透水係数
透水係数は、土の中を水がどれくらい通りやすいかを表す数値です。値が大きいほど水をよく通す土で、砂は大きく、粘土は小さくなります。透水試験で求め、盛土の排水や、地盤の止水・地盤改良の計画を立てるときの基準になります。
セクション別の図解
透水試験で求めた透水係数をもとに、排水層を設けたり止水対策をとったりする設計の判断が描かれています。
透水係数は、水に関わる設計の基準として使われます。透水試験で地盤の透水係数を求め、その大きさに応じて対策を決めます。透水係数が大きく水がたまりにくい地盤ならそのまま、小さく水がたまりやすい地盤なら排水のしくみや地盤改良を検討します。堤防やため池では、逆に水を漏らさないよう透水係数の小さい材料を選びます。数値で表されるため、設計の計算に直接組み込めるのが透水係数の利点です。
左にすき間の広い砂、右にすき間の狭い粘土を並べ、それぞれの透水係数の大きさが大・小として対比されています。

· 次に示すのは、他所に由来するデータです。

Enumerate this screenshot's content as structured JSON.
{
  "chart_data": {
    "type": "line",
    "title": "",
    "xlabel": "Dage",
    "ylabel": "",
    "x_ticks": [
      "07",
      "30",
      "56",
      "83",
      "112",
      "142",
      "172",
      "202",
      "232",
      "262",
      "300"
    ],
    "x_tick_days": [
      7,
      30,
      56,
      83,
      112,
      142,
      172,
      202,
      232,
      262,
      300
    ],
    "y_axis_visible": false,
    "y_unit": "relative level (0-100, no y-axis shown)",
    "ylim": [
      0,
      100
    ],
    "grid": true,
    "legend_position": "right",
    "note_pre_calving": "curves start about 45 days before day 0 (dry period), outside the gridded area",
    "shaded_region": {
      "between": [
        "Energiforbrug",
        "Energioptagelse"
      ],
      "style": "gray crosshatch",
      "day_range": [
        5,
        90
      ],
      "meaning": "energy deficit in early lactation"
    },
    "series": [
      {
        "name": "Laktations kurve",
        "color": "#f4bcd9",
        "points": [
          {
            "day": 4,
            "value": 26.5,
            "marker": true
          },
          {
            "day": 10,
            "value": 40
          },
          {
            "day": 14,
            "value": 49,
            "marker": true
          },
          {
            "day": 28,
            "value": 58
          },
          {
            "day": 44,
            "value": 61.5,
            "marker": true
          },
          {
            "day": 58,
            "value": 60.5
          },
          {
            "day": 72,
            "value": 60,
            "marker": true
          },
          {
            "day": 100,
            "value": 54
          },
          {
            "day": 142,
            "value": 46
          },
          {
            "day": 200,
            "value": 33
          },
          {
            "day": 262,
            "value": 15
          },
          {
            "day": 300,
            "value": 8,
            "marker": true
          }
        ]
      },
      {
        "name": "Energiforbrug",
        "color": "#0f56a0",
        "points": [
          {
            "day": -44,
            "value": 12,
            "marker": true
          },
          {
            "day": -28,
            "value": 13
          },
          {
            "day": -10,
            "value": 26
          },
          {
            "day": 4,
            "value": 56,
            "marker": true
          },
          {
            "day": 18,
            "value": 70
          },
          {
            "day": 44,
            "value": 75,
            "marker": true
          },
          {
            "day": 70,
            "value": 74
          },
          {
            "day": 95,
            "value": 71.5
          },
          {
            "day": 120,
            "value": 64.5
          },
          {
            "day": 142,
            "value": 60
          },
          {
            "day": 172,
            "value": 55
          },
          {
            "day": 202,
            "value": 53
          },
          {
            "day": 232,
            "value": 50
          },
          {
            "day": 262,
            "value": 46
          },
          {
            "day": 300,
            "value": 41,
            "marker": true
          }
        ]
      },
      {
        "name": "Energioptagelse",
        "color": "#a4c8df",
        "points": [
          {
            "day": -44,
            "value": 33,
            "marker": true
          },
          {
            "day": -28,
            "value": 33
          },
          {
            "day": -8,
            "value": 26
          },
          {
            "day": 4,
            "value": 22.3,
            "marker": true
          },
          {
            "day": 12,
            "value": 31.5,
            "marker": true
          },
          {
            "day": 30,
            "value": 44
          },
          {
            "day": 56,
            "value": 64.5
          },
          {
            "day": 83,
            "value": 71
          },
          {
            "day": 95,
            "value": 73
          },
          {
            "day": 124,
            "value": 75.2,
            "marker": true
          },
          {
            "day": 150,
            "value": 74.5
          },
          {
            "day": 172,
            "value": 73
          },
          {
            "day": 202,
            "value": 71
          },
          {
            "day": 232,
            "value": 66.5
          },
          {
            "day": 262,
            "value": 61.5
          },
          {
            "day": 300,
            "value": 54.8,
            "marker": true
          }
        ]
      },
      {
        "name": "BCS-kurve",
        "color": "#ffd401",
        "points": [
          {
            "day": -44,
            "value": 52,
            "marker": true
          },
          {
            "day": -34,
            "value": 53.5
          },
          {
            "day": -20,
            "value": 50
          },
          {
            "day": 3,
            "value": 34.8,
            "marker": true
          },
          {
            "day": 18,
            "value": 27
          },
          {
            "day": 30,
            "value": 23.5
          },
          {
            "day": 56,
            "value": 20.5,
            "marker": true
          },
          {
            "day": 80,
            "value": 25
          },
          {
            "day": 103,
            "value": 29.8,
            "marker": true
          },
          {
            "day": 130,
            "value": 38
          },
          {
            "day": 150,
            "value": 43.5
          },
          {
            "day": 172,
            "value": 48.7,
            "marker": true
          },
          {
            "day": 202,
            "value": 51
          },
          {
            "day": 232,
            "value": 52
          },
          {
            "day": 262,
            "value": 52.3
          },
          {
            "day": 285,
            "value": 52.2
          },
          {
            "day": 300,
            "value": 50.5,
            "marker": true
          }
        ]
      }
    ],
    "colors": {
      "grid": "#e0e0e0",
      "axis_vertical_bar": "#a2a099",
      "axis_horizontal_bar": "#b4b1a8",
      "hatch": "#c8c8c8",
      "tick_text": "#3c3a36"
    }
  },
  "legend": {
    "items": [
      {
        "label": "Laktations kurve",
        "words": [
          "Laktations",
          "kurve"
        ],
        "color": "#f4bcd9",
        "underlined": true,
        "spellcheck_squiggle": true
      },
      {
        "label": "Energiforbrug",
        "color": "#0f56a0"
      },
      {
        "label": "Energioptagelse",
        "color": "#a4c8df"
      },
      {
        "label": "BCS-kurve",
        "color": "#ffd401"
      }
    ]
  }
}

透水係数の大きさは、土の種類で大きく変わります。砂質土は粒が大きくすき間が広いため、水がよく流れ、透水係数は大きくなります。粘性土は粒が細かくすき間が狭いため、水がほとんど流れず、透水係数はとても小さくなります。その差はとても大きく、桁がいくつも変わるほどです。だから、水を逃がしたい場所には透水係数の大きい土を、水を止めたい場所には小さい土を選びます。
同じ高さの水位差をかけたとき、砂は速く、粘土はゆっくり水が流れ、その速さの差を透水係数として表す様子が示されています。
透水係数は、同じ条件のもとで水がどれくらいの速さで土を通るかを表す数値です。すき間が広くつながっている土ほど水が速く流れ、透水係数は大きくなります。値は水の流れる速さに対応するため、cm/s (1秒あたり何cm) のような速さの単位で表されます。この共通のものさしがあることで、土の種類がちがっても水の通りやすさを同じ尺度で比べられ、設計の計算にそのまま使えます。